Kahve, değişim ve sosyoloji

Bülent Güven Independent Türkçe için yazdı

Amadeo Preziosi'nin bir Osmanlı kahvehanesi tasviri, 1854

Öğütülmemiş kahve çekirdeğini ya da öğütülmüş kahve tozunu elinize alıp kokladığınızda veya pişirdiğinizde, insana çok güzel bir his verir.

Aynı şekilde kahve, yüzlerce farklı yöntemle hazırlanıp içildiğinde de damakta özel bir his ve hoş bir tat bırakır.

Bu güzel kokulu ve lezzetli içeceğin tarihsel yolculuğu incelendiğinde, kahvenin fincanda masumca duran sıradan bir ürün olmadığı görülür.

Geldiği yerlerde ve geçtiği coğrafyalarda bazen acı ve kanlı, bazen de tatlı izler bırakmıştır.

Dünya tarihini "kahve öncesi" ve "kahve sonrası" diye ayırmak belki abartılı gelebilir.

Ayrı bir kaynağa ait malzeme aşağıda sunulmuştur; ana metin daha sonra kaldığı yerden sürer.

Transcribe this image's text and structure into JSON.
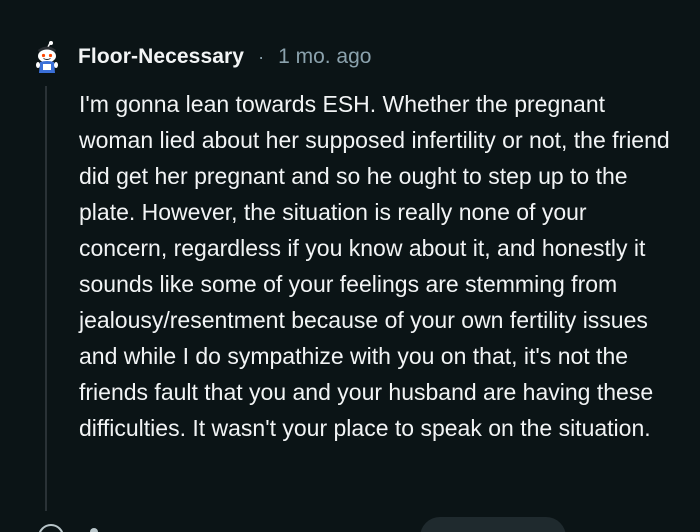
{
  "comment": {
    "author": "Floor-Necessary",
    "separator": "·",
    "timestamp": "1 mo. ago",
    "avatar_icon": "snoo-avatar-icon",
    "body": "I'm gonna lean towards ESH. Whether the pregnant woman lied about her supposed infertility or not, the friend did get her pregnant and so he ought to step up to the plate. However, the situation is really none of your concern, regardless if you know about it, and honestly it sounds like some of your feelings are stemming from jealousy/resentment because of your own fertility issues and while I do sympathize with you on that, it's not the friends fault that you and your husband are having these difficulties. It wasn't your place to speak on the situation."
  },
  "colors": {
    "background": "#0b1416",
    "text": "#f2f4f5",
    "meta": "#8ba2ad",
    "thread_line": "#2a3236"
  }
}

Ancak kahvenin toplumlar, özellikle de İslam coğrafyası üzerindeki etkileri ve yol açtığı değişimler dikkate alındığında, bu iddianın çok da abartılı olmadığı anlaşılır.

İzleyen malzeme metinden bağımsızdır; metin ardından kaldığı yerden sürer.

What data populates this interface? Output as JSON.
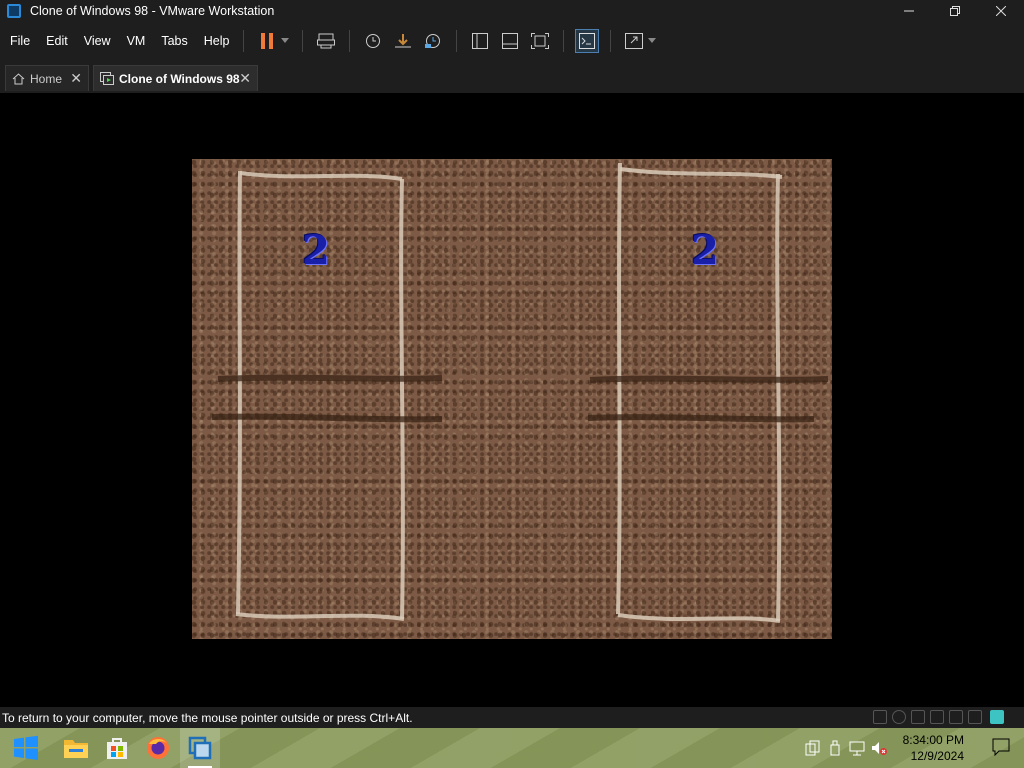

Kahvenin, içen kişide yarattığı canlılık ve hareketlilik, yayıldığı coğrafyalardaki toplumlara da yansımıştır.

Ne demek istediğim daha iyi anlaşılması için kahvenin ortaya çıktığı günden bugüne kadar olan serüvenini izlemek yeterli olacaktır.

Kahvenin ilk ne zaman ortaya çıktığıyla ilgili çeşitli efsaneler ve tarihsel bilgiler mevcuttur.

Bu efsanelerden biri, kahvenin milattan önce 10'uncu yüzyılda bilindiğini ve Hz. Süleyman'ın bir yolculuğu sırasında karşılaştığı bir hastayı kahve ile tedavi ettiğini anlatır.

Ancak daha sonra kahvenin unutulduğu ve uzun süre tüketilmediği belirtilmektedir.

Tarihî kaynaklardaki somut veriler ise kahvenin 15'inci yüzyılın ortalarında, eski adıyla Habeşistan, bugünkü adıyla Etiyopya olan ülkenin Kaffa bölgesinde ortaya çıktığını gösterir. Kahve ismini muhtemelen bu bölgeden almıştır.
 

Habeşistan haritası (yaklaşık 1690) / Görsel: Wikipedia
Habeşistan haritası (yaklaşık 1690) / Görsel: Wikipedia

 

Bilinenin aksine, Yemen kahvenin ilk çıkış yeri değil. Kahve, Yemen üzerinden farklı bölgelere taşınmış olsa da ilk çıkış noktası Yemen değildir.

Habeşistan'da kahvenin keşfi de bir tesadüfe bağlanır.

Bir çoban, keçilerini otlattıktan sonra hayvanların alışılmadık şekilde hareketli davrandıklarını fark eder.

Bu hareketliliğin nedenini açıklayamayınca, yaşadığı bölgede bilgeliğiyle tanınan bir kişiye danışır.

O kişi, hayvanların ne yediklerine bakılması gerektiğini söyler.

Çoban, hayvanları gözlemlediğinde onların bol miktarda kahve yaprağı yediğini tespit eder.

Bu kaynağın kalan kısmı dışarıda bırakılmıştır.